Bobby Baker, PhD, Director of Faith and Community Partnerships at Methodist Le Bonheur Healthcare in Memphis, TN, USA

I did a lot of research on this for my doctoral project, and of course it just confirmed what I already knew.

Number one, there’s a history that underserved populations get taken advantage of by health care systems — when you look at the Tuskegee experiments, and there are things that are still being uncovered that the government experimented with people that were underserved. So, there’s a history of mistrust.

Secondly, if I don’t understand something, it’s difficult for me to trust it. If I don’t understand how it works. If, whenever I show up, there’s always a barrier that I can’t get around, then it feels as if the system does not want me to be a part of it, doesn’t want me to access it. So, if I’m an underserved person, and I already don’t have the resources, and I make my way to the place that I believe can help me, and I run into barriers, that certainly creates more mistrust.

Then I’d finally say this: when we think of health care and we start talking about people who are compliant and non-compliant, people who are underserved are very smart because they figure out how to live on much less than any of us could ever figure out. They figure out how to get to places they need to get to and things they need to survive, because they’re in survival mode all the time. So, one of the things that I would say to health care providers, we’d be more successful if we would stop coming up with new stuff and pave the path that some of these people are already walking.

I mean, we’ve been trying to improve [emergency department] utilization for 20 years.
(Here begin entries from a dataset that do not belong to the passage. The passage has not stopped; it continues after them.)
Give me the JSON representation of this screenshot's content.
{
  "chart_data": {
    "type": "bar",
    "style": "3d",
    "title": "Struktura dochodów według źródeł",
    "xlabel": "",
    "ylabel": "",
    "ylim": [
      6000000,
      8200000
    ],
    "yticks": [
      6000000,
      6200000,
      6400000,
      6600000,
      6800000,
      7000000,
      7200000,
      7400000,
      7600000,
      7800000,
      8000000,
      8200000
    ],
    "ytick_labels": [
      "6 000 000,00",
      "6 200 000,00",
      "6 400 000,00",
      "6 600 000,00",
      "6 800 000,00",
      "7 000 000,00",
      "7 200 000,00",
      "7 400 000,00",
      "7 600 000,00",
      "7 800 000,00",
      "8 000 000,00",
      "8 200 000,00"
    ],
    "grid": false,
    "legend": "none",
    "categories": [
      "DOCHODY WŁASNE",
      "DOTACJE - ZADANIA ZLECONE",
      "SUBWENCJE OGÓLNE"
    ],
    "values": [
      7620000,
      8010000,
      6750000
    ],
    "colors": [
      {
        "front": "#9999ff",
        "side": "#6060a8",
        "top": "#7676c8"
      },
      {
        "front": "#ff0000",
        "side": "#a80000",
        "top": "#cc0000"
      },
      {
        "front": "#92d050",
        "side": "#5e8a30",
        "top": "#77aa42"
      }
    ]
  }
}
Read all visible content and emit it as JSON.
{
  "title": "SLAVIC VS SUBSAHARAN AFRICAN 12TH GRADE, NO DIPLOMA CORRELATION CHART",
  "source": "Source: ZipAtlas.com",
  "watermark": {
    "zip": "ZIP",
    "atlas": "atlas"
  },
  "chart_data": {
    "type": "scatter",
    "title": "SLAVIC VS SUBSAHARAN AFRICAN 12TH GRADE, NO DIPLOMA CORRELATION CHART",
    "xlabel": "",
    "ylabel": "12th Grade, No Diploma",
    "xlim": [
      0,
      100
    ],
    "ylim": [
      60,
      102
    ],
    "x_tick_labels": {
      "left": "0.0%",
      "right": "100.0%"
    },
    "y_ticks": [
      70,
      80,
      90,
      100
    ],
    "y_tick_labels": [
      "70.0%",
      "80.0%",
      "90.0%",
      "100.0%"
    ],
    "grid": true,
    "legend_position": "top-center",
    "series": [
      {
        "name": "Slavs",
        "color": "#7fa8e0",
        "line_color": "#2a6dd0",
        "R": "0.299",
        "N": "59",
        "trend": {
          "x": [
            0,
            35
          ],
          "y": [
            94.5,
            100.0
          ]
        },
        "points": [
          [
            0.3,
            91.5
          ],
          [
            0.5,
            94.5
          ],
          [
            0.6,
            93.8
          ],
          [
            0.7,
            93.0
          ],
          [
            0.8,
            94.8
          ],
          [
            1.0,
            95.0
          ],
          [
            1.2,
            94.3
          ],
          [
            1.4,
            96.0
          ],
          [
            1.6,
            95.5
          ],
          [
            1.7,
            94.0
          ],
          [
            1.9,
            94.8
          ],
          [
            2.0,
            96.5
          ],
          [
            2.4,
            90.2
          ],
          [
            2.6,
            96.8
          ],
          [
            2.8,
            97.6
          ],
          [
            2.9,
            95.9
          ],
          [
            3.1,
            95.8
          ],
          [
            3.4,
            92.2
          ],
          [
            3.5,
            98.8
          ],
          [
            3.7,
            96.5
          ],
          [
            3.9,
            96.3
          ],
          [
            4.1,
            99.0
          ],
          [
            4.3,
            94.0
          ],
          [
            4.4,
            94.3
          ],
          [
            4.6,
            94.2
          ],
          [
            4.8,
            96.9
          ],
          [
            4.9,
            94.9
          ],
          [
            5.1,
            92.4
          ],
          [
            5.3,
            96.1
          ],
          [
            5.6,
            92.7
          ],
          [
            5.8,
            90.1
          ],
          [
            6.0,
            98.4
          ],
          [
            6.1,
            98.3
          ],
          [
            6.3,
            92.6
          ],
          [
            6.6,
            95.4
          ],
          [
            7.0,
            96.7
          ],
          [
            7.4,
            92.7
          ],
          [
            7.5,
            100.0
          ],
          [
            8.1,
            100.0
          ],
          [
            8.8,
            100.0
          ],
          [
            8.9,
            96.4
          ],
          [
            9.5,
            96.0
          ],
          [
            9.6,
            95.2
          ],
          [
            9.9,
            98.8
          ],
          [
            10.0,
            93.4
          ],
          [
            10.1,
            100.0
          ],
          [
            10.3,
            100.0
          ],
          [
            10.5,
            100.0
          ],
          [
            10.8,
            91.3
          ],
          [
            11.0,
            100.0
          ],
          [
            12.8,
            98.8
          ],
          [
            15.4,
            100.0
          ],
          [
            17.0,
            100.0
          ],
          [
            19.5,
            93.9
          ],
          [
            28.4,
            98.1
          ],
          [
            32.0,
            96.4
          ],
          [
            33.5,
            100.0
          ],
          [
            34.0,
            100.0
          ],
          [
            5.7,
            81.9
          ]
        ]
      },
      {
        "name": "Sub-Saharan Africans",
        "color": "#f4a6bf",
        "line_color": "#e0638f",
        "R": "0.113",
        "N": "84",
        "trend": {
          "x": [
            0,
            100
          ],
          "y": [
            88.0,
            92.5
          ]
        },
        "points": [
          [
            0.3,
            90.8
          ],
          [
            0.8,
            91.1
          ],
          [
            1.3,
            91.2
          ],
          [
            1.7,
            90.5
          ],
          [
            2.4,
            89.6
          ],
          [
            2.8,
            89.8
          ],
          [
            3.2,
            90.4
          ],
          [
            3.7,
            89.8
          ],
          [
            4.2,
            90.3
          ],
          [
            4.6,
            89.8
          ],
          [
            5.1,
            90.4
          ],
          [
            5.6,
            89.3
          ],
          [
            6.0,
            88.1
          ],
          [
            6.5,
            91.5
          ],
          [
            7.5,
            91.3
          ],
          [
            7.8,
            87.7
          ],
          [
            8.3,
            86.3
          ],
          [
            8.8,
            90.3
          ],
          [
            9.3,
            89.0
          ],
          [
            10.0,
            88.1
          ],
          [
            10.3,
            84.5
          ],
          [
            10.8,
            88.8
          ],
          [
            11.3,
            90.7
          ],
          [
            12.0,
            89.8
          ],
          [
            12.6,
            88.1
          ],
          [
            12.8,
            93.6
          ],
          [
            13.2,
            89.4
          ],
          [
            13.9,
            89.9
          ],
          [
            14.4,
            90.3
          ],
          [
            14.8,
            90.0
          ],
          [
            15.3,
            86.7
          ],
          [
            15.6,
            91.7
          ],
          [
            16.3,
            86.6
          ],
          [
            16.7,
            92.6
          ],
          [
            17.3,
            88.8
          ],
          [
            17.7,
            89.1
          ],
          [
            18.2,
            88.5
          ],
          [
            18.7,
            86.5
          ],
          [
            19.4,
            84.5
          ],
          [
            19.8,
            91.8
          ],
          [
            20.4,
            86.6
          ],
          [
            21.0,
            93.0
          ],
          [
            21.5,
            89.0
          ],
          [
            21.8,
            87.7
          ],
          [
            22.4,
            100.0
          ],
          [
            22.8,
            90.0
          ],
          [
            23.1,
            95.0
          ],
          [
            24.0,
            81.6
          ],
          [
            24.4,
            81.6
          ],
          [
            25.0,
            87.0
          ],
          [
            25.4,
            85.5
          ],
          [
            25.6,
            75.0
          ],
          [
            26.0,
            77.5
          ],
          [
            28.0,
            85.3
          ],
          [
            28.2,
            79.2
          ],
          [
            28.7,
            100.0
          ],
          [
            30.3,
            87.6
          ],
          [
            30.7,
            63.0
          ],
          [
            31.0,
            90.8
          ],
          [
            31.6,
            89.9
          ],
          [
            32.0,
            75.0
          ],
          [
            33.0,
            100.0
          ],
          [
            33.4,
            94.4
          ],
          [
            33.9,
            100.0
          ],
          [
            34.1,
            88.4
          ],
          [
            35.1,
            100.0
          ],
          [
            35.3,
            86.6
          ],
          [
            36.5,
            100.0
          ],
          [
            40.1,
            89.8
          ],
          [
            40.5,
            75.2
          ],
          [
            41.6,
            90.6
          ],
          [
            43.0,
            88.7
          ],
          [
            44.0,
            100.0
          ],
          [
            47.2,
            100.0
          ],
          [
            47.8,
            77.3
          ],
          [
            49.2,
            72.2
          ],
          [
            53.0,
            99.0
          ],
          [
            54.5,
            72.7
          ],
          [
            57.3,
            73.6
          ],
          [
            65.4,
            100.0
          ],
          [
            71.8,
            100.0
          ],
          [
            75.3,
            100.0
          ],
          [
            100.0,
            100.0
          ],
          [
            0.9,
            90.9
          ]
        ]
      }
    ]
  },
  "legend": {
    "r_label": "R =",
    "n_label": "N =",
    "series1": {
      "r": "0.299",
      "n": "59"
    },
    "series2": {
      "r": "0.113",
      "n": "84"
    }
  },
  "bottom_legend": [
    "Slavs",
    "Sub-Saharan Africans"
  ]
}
It seems to me it would be simple for us to look at the path people are already walking and figure out how to affect that path. We know that people are showing up at our emergency rooms and they don’t have emergencies. Now, we’ve come up with all kinds of bright ideas. How about we just pave the path they’re already walking? They’re showing up at the ED already. Why not figure out how to do something for them when they show up at the ED? Pretty simple.

That, in turn, would create trust, because I showed up where, if I don’t have any money, I know I’m going to be served. When I show up there, how about have something in place that’s going to serve me in a way that I feel that I’m affirmed and in a way that I feel that you’re not trying to get rid of me.

When we think about those things, it’s then that we can start to garner some trust in underserved communities.